There is a scene in the last season of Master of None where Aziz Ansari’s Italian love interest goes wild in the aisles of a neon-lit New York City pharmacy. “I love this place. Can we stay here forever?” she beams, scanning shelves full of possibility. “That’s my paradise!”
I know this feeling. The local drug store is always my favorite souvenir shop, offering a bounty of affordable and curious gifts (to myself or others) that will likely be used rather than gather dust.
For under $3 in Italy, for instance, you can bring home a bit of history and the best smelling talcum powder around. Packaged in a charming green plastic shaker bottle, Borotalco has been a staple of Italian households since 1904. Seeing the bottle in my medicine cabinet in Brooklyn recalls a day trip to Parma where I resisted the urge to buy a hunk of parmigiano or culatello, and came home with two canisters of the Italian classic instead.
The same warm feelings come to me when I reach for the extra-potent mosquito spray I picked up in Juba, South Sudan; the pleasant gummy throat drops from the Paris airport pharmacy; or some unusually-puffy cotton swabs from Monrovia, Liberia. The product packaging give quick language lessons (wattestäbchen is German for cotton swabs and spray gorge is French for the medicinal sore throat spritz sold as chloraseptic spray in the US).

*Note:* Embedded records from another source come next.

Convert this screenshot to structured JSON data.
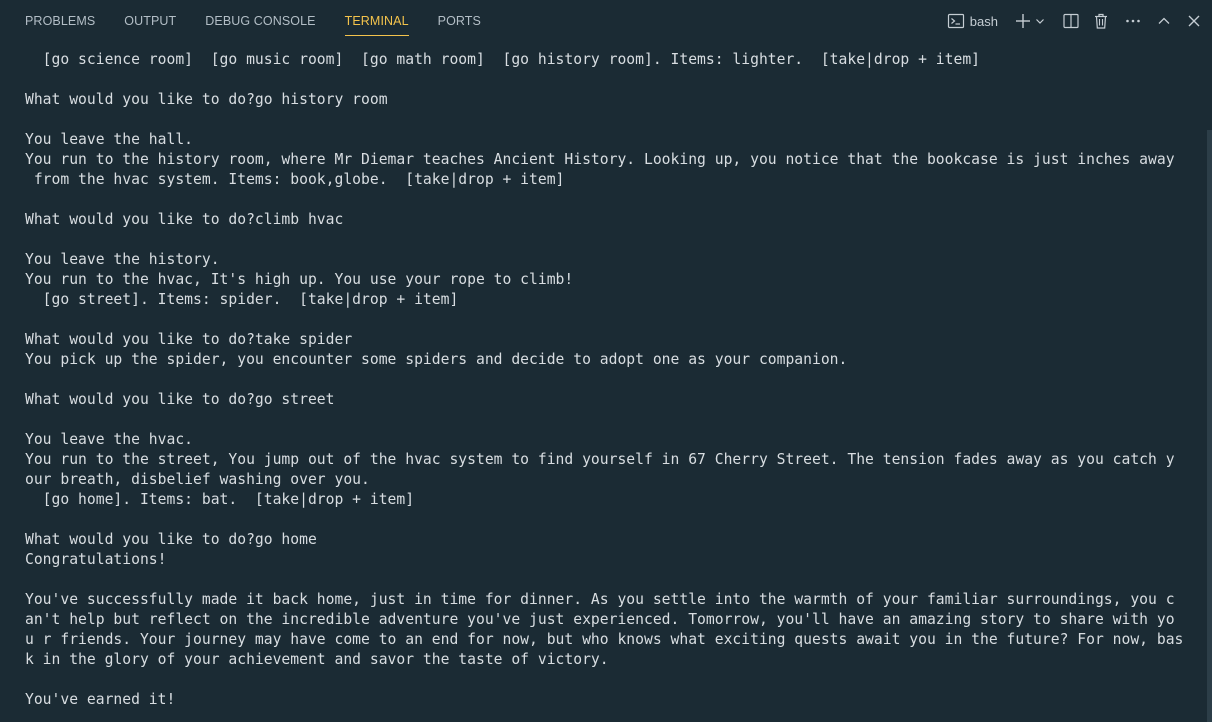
{
  "tabs": [
    {
      "label": "PROBLEMS",
      "active": false
    },
    {
      "label": "OUTPUT",
      "active": false
    },
    {
      "label": "DEBUG CONSOLE",
      "active": false
    },
    {
      "label": "TERMINAL",
      "active": true
    },
    {
      "label": "PORTS",
      "active": false
    }
  ],
  "toolbar": {
    "shell_label": "bash",
    "icons": [
      "terminal-icon",
      "plus-icon",
      "chevron-down-icon",
      "split-icon",
      "trash-icon",
      "more-icon",
      "chevron-up-icon",
      "close-icon"
    ]
  },
  "colors": {
    "background": "#1b2b34",
    "active_tab": "#f3c34c",
    "text": "#d8dde1"
  },
  "terminal": {
    "lines": [
      "  [go science room]  [go music room]  [go math room]  [go history room]. Items: lighter.  [take|drop + item]",
      "",
      "What would you like to do?go history room",
      "",
      "You leave the hall.",
      "You run to the history room, where Mr Diemar teaches Ancient History. Looking up, you notice that the bookcase is just inches away",
      " from the hvac system. Items: book,globe.  [take|drop + item]",
      "",
      "What would you like to do?climb hvac",
      "",
      "You leave the history.",
      "You run to the hvac, It's high up. You use your rope to climb!",
      "  [go street]. Items: spider.  [take|drop + item]",
      "",
      "What would you like to do?take spider",
      "You pick up the spider, you encounter some spiders and decide to adopt one as your companion.",
      "",
      "What would you like to do?go street",
      "",
      "You leave the hvac.",
      "You run to the street, You jump out of the hvac system to find yourself in 67 Cherry Street. The tension fades away as you catch y",
      "our breath, disbelief washing over you.",
      "  [go home]. Items: bat.  [take|drop + item]",
      "",
      "What would you like to do?go home",
      "Congratulations!",
      "",
      "You've successfully made it back home, just in time for dinner. As you settle into the warmth of your familiar surroundings, you c",
      "an't help but reflect on the incredible adventure you've just experienced. Tomorrow, you'll have an amazing story to share with yo",
      "u r friends. Your journey may have come to an end for now, but who knows what exciting quests await you in the future? For now, bas",
      "k in the glory of your achievement and savor the taste of victory.",
      "",
      "You've earned it!"
    ]
  }
}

A local pharmacy offers a heady cultural immersion—not the aspirational, fictionalized version peddled by tourism departments, but the true physical reality its people live in. And of course, the best way to know a city is via its maladies, neurosis, tics, and tastes.
This explains why a walking city like New York has drug store aisles dedicated to shoe insoles and foot aids or beauty-obsessed place like Bangkok stocks its pharmacy shelves with sheep placenta face creams and other curious cures and youth elixirs.